Falls die verhandelten Konzessionen zu weit gehen, werden mit dem Abkommen all die Massnahmen, die in den letzten Wochen zur Nachhaltigkeit und Lebensmittelsicherheit diskutiert und gefordert wurden, "in den Wind geschlagen", erklärte der Präsident des Schweizer Bauernverbandes (SBV) auf Anfrage der Nachrichtenagentur Keystone-SDA. Der genaue Inhalt des Abkommens war zunächst nicht bekannt.

Für Ritter ist eine Agrarpolitik nicht mehr glaubwürdig, bei der einerseits im Inland strenge Vorgaben diskutiert und gemacht werden, deren Ziele andererseits beim Abschluss eines Freihandelsabkommens nur noch eine untergeordnete oder gar keine Rolle mehr spielen. Die Agrarpolitik in der Schweiz müsse eine Linie haben, so aber werde das Argument der Nachhaltigkeit zum Feigenblatt und der Bundesrat mache sich unglaubwürdig.

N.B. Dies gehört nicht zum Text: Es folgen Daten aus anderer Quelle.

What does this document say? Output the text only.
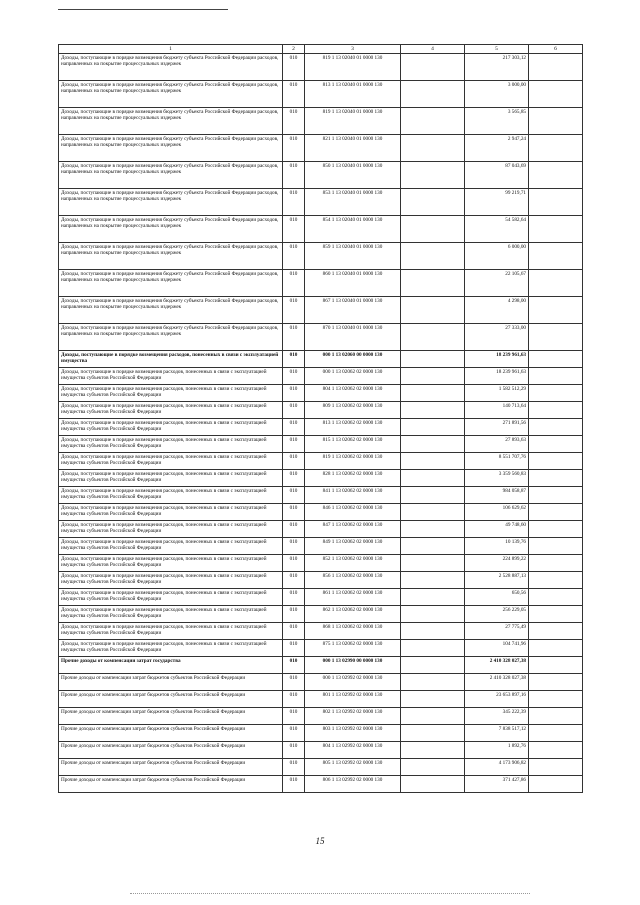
1	2	3	4	5	6
Доходы, поступающие в порядке возмещения бюджету субъекта Российской Федерации расходов, направленных на покрытие процессуальных издержек	010	819 1 13 02040 01 0000 130		217 303,12	
Доходы, поступающие в порядке возмещения бюджету субъекта Российской Федерации расходов, направленных на покрытие процессуальных издержек	010	813 1 13 02040 01 0000 130		3 000,00	
Доходы, поступающие в порядке возмещения бюджету субъекта Российской Федерации расходов, направленных на покрытие процессуальных издержек	010	819 1 13 02040 01 0000 130		3 565,85	
Доходы, поступающие в порядке возмещения бюджету субъекта Российской Федерации расходов, направленных на покрытие процессуальных издержек	010	821 1 13 02040 01 0000 130		2 947,24	
Доходы, поступающие в порядке возмещения бюджету субъекта Российской Федерации расходов, направленных на покрытие процессуальных издержек	010	850 1 13 02040 01 0000 130		87 043,69	
Доходы, поступающие в порядке возмещения бюджету субъекта Российской Федерации расходов, направленных на покрытие процессуальных издержек	010	853 1 13 02040 01 0000 130		99 219,71	
Доходы, поступающие в порядке возмещения бюджету субъекта Российской Федерации расходов, направленных на покрытие процессуальных издержек	010	854 1 13 02040 01 0000 130		54 582,64	
Доходы, поступающие в порядке возмещения бюджету субъекта Российской Федерации расходов, направленных на покрытие процессуальных издержек	010	859 1 13 02040 01 0000 130		6 000,00	
Доходы, поступающие в порядке возмещения бюджету субъекта Российской Федерации расходов, направленных на покрытие процессуальных издержек	010	860 1 13 02040 01 0000 130		22 105,67	
Доходы, поступающие в порядке возмещения бюджету субъекта Российской Федерации расходов, направленных на покрытие процессуальных издержек	010	867 1 13 02040 01 0000 130		4 298,00	
Доходы, поступающие в порядке возмещения бюджету субъекта Российской Федерации расходов, направленных на покрытие процессуальных издержек	010	870 1 13 02040 01 0000 130		27 333,00	
Доходы, поступающие в порядке возмещения расходов, понесенных в связи с эксплуатацией имущества	010	000 1 13 02060 00 0000 130		18 239 961,63	
Доходы, поступающие в порядке возмещения расходов, понесенных в связи с эксплуатацией имущества субъектов Российской Федерации	010	000 1 13 02062 02 0000 130		18 239 961,63	
Доходы, поступающие в порядке возмещения расходов, понесенных в связи с эксплуатацией имущества субъектов Российской Федерации	010	804 1 13 02062 02 0000 130		1 582 512,29	
Доходы, поступающие в порядке возмещения расходов, понесенных в связи с эксплуатацией имущества субъектов Российской Федерации	010	809 1 13 02062 02 0000 130		140 713,64	
Доходы, поступающие в порядке возмещения расходов, понесенных в связи с эксплуатацией имущества субъектов Российской Федерации	010	813 1 13 02062 02 0000 130		271 891,56	
Доходы, поступающие в порядке возмещения расходов, понесенных в связи с эксплуатацией имущества субъектов Российской Федерации	010	815 1 13 02062 02 0000 130		27 893,63	
Доходы, поступающие в порядке возмещения расходов, понесенных в связи с эксплуатацией имущества субъектов Российской Федерации	010	819 1 13 02062 02 0000 130		8 551 707,76	
Доходы, поступающие в порядке возмещения расходов, понесенных в связи с эксплуатацией имущества субъектов Российской Федерации	010	828 1 13 02062 02 0000 130		3 359 560,83	
Доходы, поступающие в порядке возмещения расходов, понесенных в связи с эксплуатацией имущества субъектов Российской Федерации	010	841 1 13 02062 02 0000 130		984 058,87	
Доходы, поступающие в порядке возмещения расходов, понесенных в связи с эксплуатацией имущества субъектов Российской Федерации	010	846 1 13 02062 02 0000 130		106 629,62	
Доходы, поступающие в порядке возмещения расходов, понесенных в связи с эксплуатацией имущества субъектов Российской Федерации	010	847 1 13 02062 02 0000 130		49 748,60	
Доходы, поступающие в порядке возмещения расходов, понесенных в связи с эксплуатацией имущества субъектов Российской Федерации	010	849 1 13 02062 02 0000 130		10 139,76	
Доходы, поступающие в порядке возмещения расходов, понесенных в связи с эксплуатацией имущества субъектов Российской Федерации	010	852 1 13 02062 02 0000 130		224 899,22	
Доходы, поступающие в порядке возмещения расходов, понесенных в связи с эксплуатацией имущества субъектов Российской Федерации	010	856 1 13 02062 02 0000 130		2 528 887,13	
Доходы, поступающие в порядке возмещения расходов, понесенных в связи с эксплуатацией имущества субъектов Российской Федерации	010	861 1 13 02062 02 0000 130		650,56	
Доходы, поступающие в порядке возмещения расходов, понесенных в связи с эксплуатацией имущества субъектов Российской Федерации	010	862 1 13 02062 02 0000 130		256 229,05	
Доходы, поступающие в порядке возмещения расходов, понесенных в связи с эксплуатацией имущества субъектов Российской Федерации	010	868 1 13 02062 02 0000 130		27 775,49	
Доходы, поступающие в порядке возмещения расходов, понесенных в связи с эксплуатацией имущества субъектов Российской Федерации	010	875 1 13 02062 02 0000 130		104 741,96	
Прочие доходы от компенсации затрат государства	010	000 1 13 02990 00 0000 130		2 410 328 027,38	
Прочие доходы от компенсации затрат бюджетов субъектов Российской Федерации	010	000 1 13 02992 02 0000 130		2 410 328 027,38	
Прочие доходы от компенсации затрат бюджетов субъектов Российской Федерации	010	801 1 13 02992 02 0000 130		23 653 897,16	
Прочие доходы от компенсации затрат бюджетов субъектов Российской Федерации	010	802 1 13 02992 02 0000 130		345 222,39	
Прочие доходы от компенсации затрат бюджетов субъектов Российской Федерации	010	803 1 13 02992 02 0000 130		7 838 517,12	
Прочие доходы от компенсации затрат бюджетов субъектов Российской Федерации	010	804 1 13 02992 02 0000 130		1 892,76	
Прочие доходы от компенсации затрат бюджетов субъектов Российской Федерации	010	805 1 13 02992 02 0000 130		4 173 906,82	
Прочие доходы от компенсации затрат бюджетов субъектов Российской Федерации	010	806 1 13 02992 02 0000 130		371 427,86	
15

Für Ritter sind namentlich die Zustände in Brasilien "unhaltbar". Dort würden Hormone und Pflanzenschutzmittel eingesetzt, die in der Schweiz längst verboten seien oder gar nie eingesetzt werden durften. Ritter verwies insbesondere auf Artikel 104a der Bundesverfassung. Dieser verpflichtet den Bund zu Handelsverträgen, die zur Nachhaltigkeit beitragen.

Ritter prophezeit eine "sehr schwierige Diskussion im Parlament". Eine offizielle Stellungnahme im Namen des SBV kündigte Ritter auf den Samstagabend nach der Medienkonferenz von Wirtschaftsminister Guy Parmelin in Kloten ZH an.

Referendumsdrohung der Grünen

Der absehbar schwere Stand für das Abkommen in den Eidgenössischen Räten illustriert sich an der Haltung der Grünen Partei. Präsidentin Regula Rytz forderte den Bundesrat am Samstag dazu auf, den Vertrag dem fakultativen Referendum zu unterstellen. Die Grünen wollen das Abkommen wenn möglich schon im Parlament stoppen. Falls dies nicht gelinge, werde sie sich bei ihrer Parteibasis für die Lancierung eines Referendum einsetzen, so Rytz gegenüber Keystone-SDA.

Verträge, die mit Ländern wie Brasilien abgeschlossen würden, und die "grüne Lunge und wichtigste CO2-Senke der Welt" bedrohten, müssten von der Schweizer Bevölkerung gestoppt werden können. Zudem brauche es wesentliche Verbesserungen zum Schutz des Regenwaldes und gegen die Vertreibung der indigenen Bevölkerung.

Swissmem freut sich für die KMU

Hans Hess, Präsident des Industrieverbandes Swissmem, reagierte in der Samstagsrundschau von Radio SRF erfreut auf die Einigung. Nun hätten auch KMU Zugang zu einem neuen interessanten Markt, die Arbeitsplätze blieben in der Schweiz, der Standort Schweiz werde gestärkt.

Hess zeigte zwar Verständnis für die Vorbehalte. Es sei aber falsch, solche Verträge auf aktuell eventuell nicht genehme Regierungen abzustützen. Als Handelspartner könne man zudem Kritik besser anbringen und Wertsysteme für eine vernünftige Politik in diese Länder bringen.

Hess hält auch nichts davon, solche Vertragsabschlüsse an Bedingungen bezüglich Umweltschutz zu binden. Diesbezügliche Dialoge mit problematischen Staaten liessen sich "mit geöffneten Türen" besser führen.

Mercosur-Koalition: "Genau analysieren"

Die Mercosur-Koalition aus verschiedenen Hilfswerken, Umweltschutzorganisationen und dem SBV teilte am Samstag mit, sie werde das Abkommen im Parlament auf die Probe stellen und kritisch prüfen, ob die unerlässlichen Kriterien beim Umwelt- und Tierschutz, beim Konsumentenschutz und der Menschenrechtsituation in den Mercosur-Ländern erfüllt sind.

Die Zugeständnisse bei der Einfuhr von Landwirtschaftsprodukten sei zwingend auf die bestehenden WTO-Kontingente zu beschränken. Importiertes Fleisch müsse ohne Leistungs- und Wachstumsförderer und unter Einhaltung hoher Tierschutz- und Lebensmittelsicherheitsstandards produziert worden sein.